El automóvil, pensó, era un tigre que rugía..., amarillo y negro..., con rayas como las rayadas hojas y sombras, una selva cálida..., y luego, río abajo, un río ancho, tropical... hasta llegar al mar y al transatlántico a punto de zarpar..., y voces roncas que gritaban adiós, y Juan a su lado sobre cubierta..., ella y Juan en marcha, mar azul, bajando la escala del comedor sonriéndose desde el otro lado de la mesa, como una comida en la «Maison Dorée», brisa nocturna... y el automóvil..., la sensación al encajar los engranajes del cambio de marchas, la salida de Londres a gran velocidad, dulcemente, sin esfuerzo, como si se deslizaran sobre hielo..., la subida por la loma de Shovel Down..., Lucía..., Juan..., Juan..., la enfermedad de Ridgeway... querido Juan...
Empezaba a conciliar el sueño ya, a sumirse en agradable beatitud.
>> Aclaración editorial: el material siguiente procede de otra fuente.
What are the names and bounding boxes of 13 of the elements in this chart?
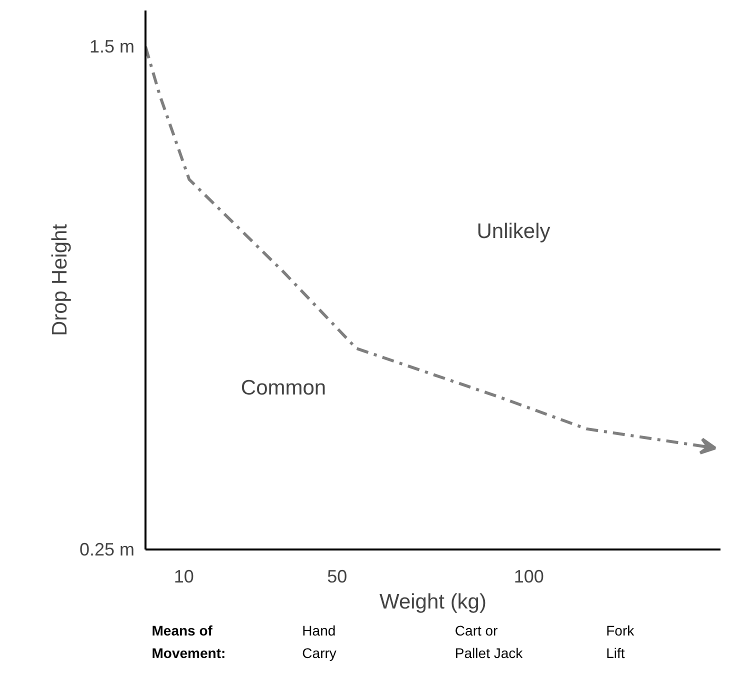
text: Fork Lift — [606, 622, 636, 661]
y-axis-title: Drop Height — [48, 224, 72, 336]
x-tick-label: 100 — [514, 566, 544, 586]
y-tick-label: 0.25 m — [79, 540, 135, 560]
y-tick-label: 1.5 m — [89, 36, 135, 57]
x-tick-label: 10 — [174, 566, 194, 586]
text: Means of Movement: — [152, 622, 226, 661]
x-axis-title: Weight (kg) — [380, 590, 486, 614]
annotation: Unlikely — [476, 220, 551, 243]
text: Cart or Pallet Jack — [454, 622, 524, 661]
text: Hand Carry — [302, 622, 336, 661]
annotation: Common — [240, 376, 326, 400]
x-tick-label: 50 — [327, 566, 348, 586]
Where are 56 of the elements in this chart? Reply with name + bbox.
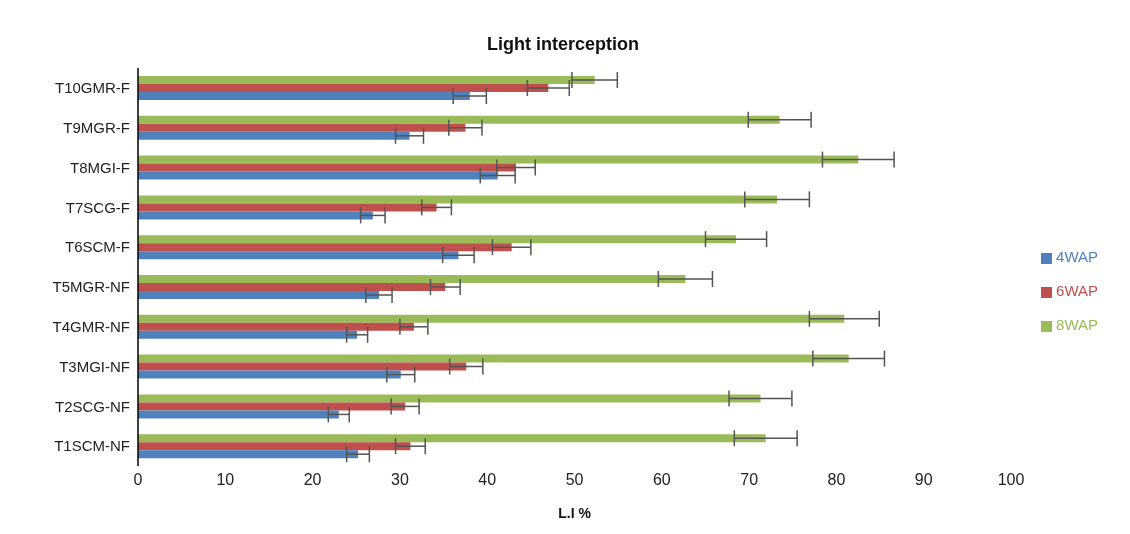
x-tick-label: 70 bbox=[740, 471, 759, 489]
x-tick-label: 20 bbox=[303, 471, 322, 489]
bar bbox=[138, 450, 359, 459]
legend-label: 4WAP bbox=[1056, 248, 1098, 265]
bar bbox=[138, 354, 849, 363]
bar bbox=[138, 322, 414, 331]
bar bbox=[138, 434, 766, 443]
bar bbox=[138, 314, 845, 323]
bar bbox=[138, 171, 498, 180]
x-tick-label: 100 bbox=[997, 471, 1025, 489]
y-tick-label: T9MGR-F bbox=[63, 119, 130, 137]
x-tick-label: 90 bbox=[914, 471, 933, 489]
y-tick-label: T5MGR-NF bbox=[52, 278, 130, 296]
y-tick-label: T3MGI-NF bbox=[59, 357, 130, 375]
x-tick-label: 60 bbox=[652, 471, 671, 489]
bar bbox=[138, 163, 517, 172]
y-tick-label: T6SCM-F bbox=[65, 238, 130, 256]
bar bbox=[138, 362, 467, 371]
legend-label: 8WAP bbox=[1056, 316, 1098, 333]
bar bbox=[138, 203, 437, 212]
chart-title: Light interception bbox=[486, 33, 640, 56]
x-tick-label: 50 bbox=[565, 471, 584, 489]
y-tick-label: T1SCM-NF bbox=[54, 437, 130, 455]
bar bbox=[138, 275, 686, 283]
bar bbox=[138, 123, 466, 132]
bar bbox=[138, 115, 780, 124]
y-tick-label: T8MGI-F bbox=[70, 158, 130, 176]
y-tick-label: T4GMR-NF bbox=[52, 318, 130, 336]
bar bbox=[138, 442, 411, 451]
bar bbox=[138, 76, 595, 84]
bar bbox=[138, 402, 406, 411]
bar bbox=[138, 131, 410, 140]
bar bbox=[138, 195, 778, 204]
bar bbox=[138, 251, 459, 260]
bar bbox=[138, 283, 446, 291]
x-tick-label: 10 bbox=[216, 471, 235, 489]
y-tick-label: T10GMR-F bbox=[55, 79, 130, 97]
x-tick-label: 0 bbox=[133, 471, 143, 489]
y-tick-label: T2SCG-NF bbox=[55, 397, 130, 415]
bar bbox=[138, 243, 512, 252]
bar bbox=[138, 394, 761, 403]
bar bbox=[138, 84, 549, 92]
x-tick-label: 40 bbox=[478, 471, 497, 489]
bar bbox=[138, 211, 373, 220]
bar bbox=[138, 410, 339, 419]
x-tick-label: 30 bbox=[391, 471, 409, 489]
bar bbox=[138, 235, 737, 244]
x-axis-title: L.I % bbox=[558, 505, 592, 521]
bar bbox=[138, 330, 358, 339]
legend-label: 6WAP bbox=[1056, 282, 1098, 299]
y-tick-label: T7SCG-F bbox=[65, 198, 130, 216]
bar bbox=[138, 155, 859, 164]
bar bbox=[138, 92, 470, 100]
x-tick-label: 80 bbox=[827, 471, 846, 489]
bar bbox=[138, 370, 401, 379]
bar bbox=[138, 291, 379, 299]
Y, de pronto, un desasosiego agudo, una sensación de culpabilidad que la obligaba a volver a la realidad. Algo que debiera haber hecho. Algo ante cuya ejecución había retrocedido.
¿Nausicaa?
Lentamente, de muy mala gana, Enriqueta se levantó de la cama. Encendió las luces, cruzó hacia la escultura, retiró los paños.
Nausicaa, no. ¡Doris Saunders!
Sintió una punzada. Estaba dirigiéndose una súplica a sí misma. Estaba intentando convencerse. «Lo puedo arreglar..., lo puedo arreglar...»
—¡Estúpida! —se dijo—. Sabes qué tienes que hacer.
Porque si no lo hacía ahora, inmediatamente, mañana no tendría el valor. Era como si una destruyese su propia sangre, su propia carne. Hacía daño. Sí; hacía daño.
Quizá, pensó Enriqueta, sentían lo mismo los gatos cuando uno de sus gatitos está muy malo y lo matan.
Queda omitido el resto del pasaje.